The administration also counts savings of $1 trillion over 10 years from the withdrawal of troops from Iraq and Afghanistan.
The deficit reduction plan represents an economic bookend to the $447 billion in tax cuts and new public works spending that Obama has proposed as a short-term measure to stimulate the economy and create jobs. He is submitting his deficit fighting plan to a special joint committee of Congress that is charged with recommending deficit reductions of up to $1.5 trillion over 10 years.
Republicans already were lining up against the president's tax proposal before they even knew the magnitude of what he intended to recommend.
"Class warfare may make for really good politics but it makes for rotten economics," Paul Ryan, chairman of the House Budget Committee, said Sunday in reaction to an Obama tax proposal to impose a minimum tax rate on wealthy filers.
Former President Bill Clinton dismissed on Monday Republican claims that the tax on the wealthy would discourage jobs creation and hamper economic growth.

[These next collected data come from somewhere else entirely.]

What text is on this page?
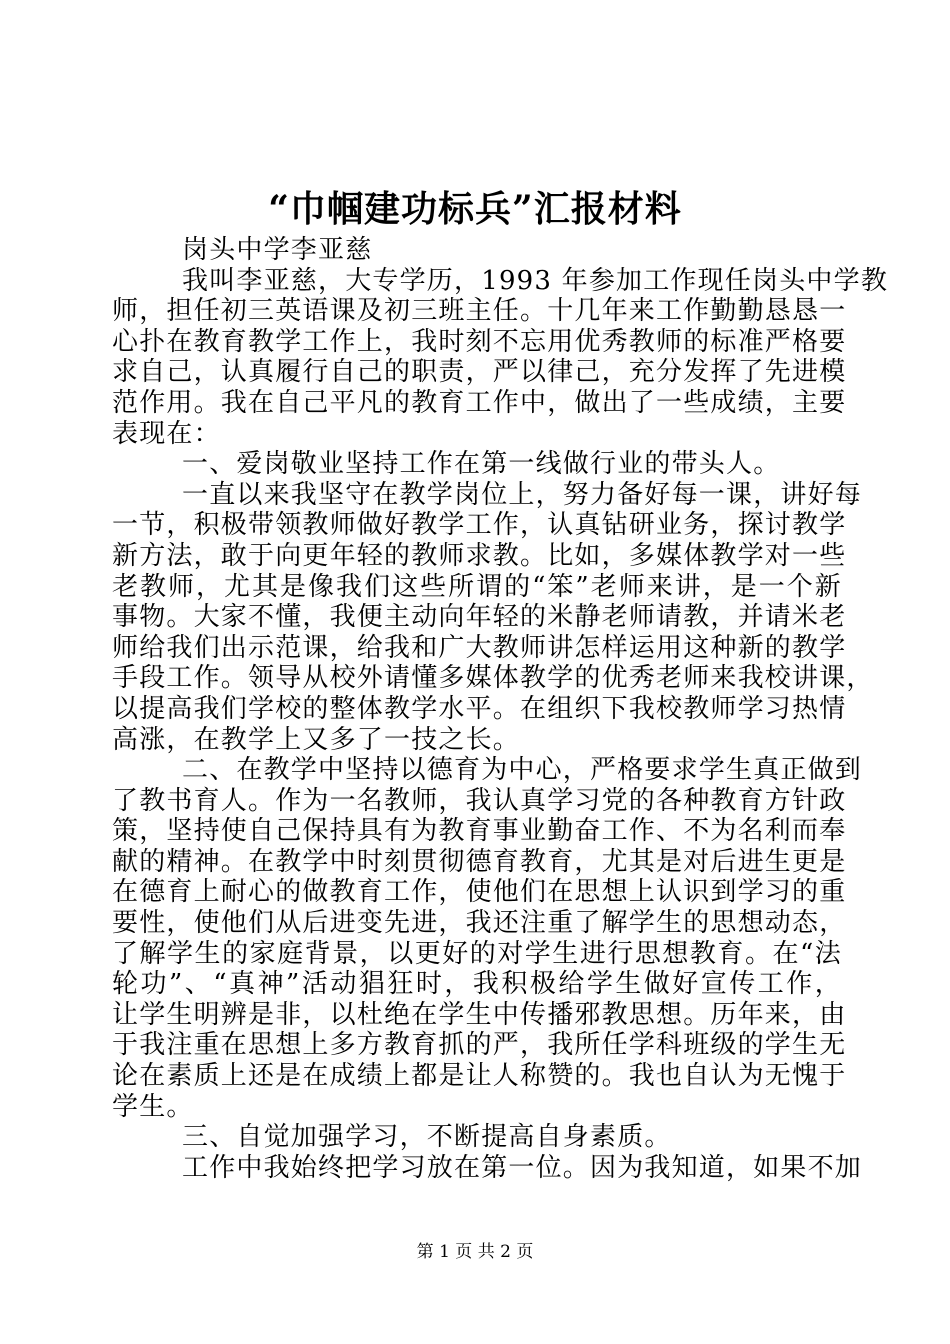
“巾帼建功标兵”汇报材料
岗头中学李亚慈
我叫李亚慈，大专学历，1993 年参加工作现任岗头中学教
师，担任初三英语课及初三班主任。十几年来工作勤勤恳恳一
心扑在教育教学工作上，我时刻不忘用优秀教师的标准严格要
求自己，认真履行自己的职责，严以律己，充分发挥了先进模
范作用。我在自己平凡的教育工作中，做出了一些成绩，主要
表现在：
一、爱岗敬业坚持工作在第一线做行业的带头人。
一直以来我坚守在教学岗位上，努力备好每一课，讲好每
一节，积极带领教师做好教学工作，认真钻研业务，探讨教学
新方法，敢于向更年轻的教师求教。比如，多媒体教学对一些
老教师，尤其是像我们这些所谓的“笨”老师来讲，是一个新
事物。大家不懂，我便主动向年轻的米静老师请教，并请米老
师给我们出示范课，给我和广大教师讲怎样运用这种新的教学
手段工作。领导从校外请懂多媒体教学的优秀老师来我校讲课，
以提高我们学校的整体教学水平。在组织下我校教师学习热情
高涨，在教学上又多了一技之长。
二、在教学中坚持以德育为中心，严格要求学生真正做到
了教书育人。作为一名教师，我认真学习党的各种教育方针政
策，坚持使自己保持具有为教育事业勤奋工作、不为名利而奉
献的精神。在教学中时刻贯彻德育教育，尤其是对后进生更是
在德育上耐心的做教育工作，使他们在思想上认识到学习的重
要性，使他们从后进变先进，我还注重了解学生的思想动态，
了解学生的家庭背景，以更好的对学生进行思想教育。在“法
轮功”、“真神”活动猖狂时，我积极给学生做好宣传工作，
让学生明辨是非，以杜绝在学生中传播邪教思想。历年来，由
于我注重在思想上多方教育抓的严，我所任学科班级的学生无
论在素质上还是在成绩上都是让人称赞的。我也自认为无愧于
学生。
三、自觉加强学习，不断提高自身素质。
工作中我始终把学习放在第一位。因为我知道，如果不加
第 1 页 共 2 页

"Republicans in Washington always say the same thing," Clinton said on NBC's "Today" show. He called their argument an insult to wealthy Americans, including many who don't mind paying more.
One of Obama's proposals would set a minimum tax on taxpayers making $1 million or more in income. Obama called the measure the "Buffett Rule" for billionaire investor Warren Buffett, who has spoken of the unfairness that he pays taxes at a lower rate than that paid by his secretary.
At issue is the difference between a taxpayer's tax bracket and the effective tax rate that taxpayer pays. Millionaires face a 35 percent tax bracket, while middle income filers fall in the 15 or 25 percent bracket. But investment income is taxed at 15 percent and Buffett has complained that he and other wealthy people have been "coddled long enough."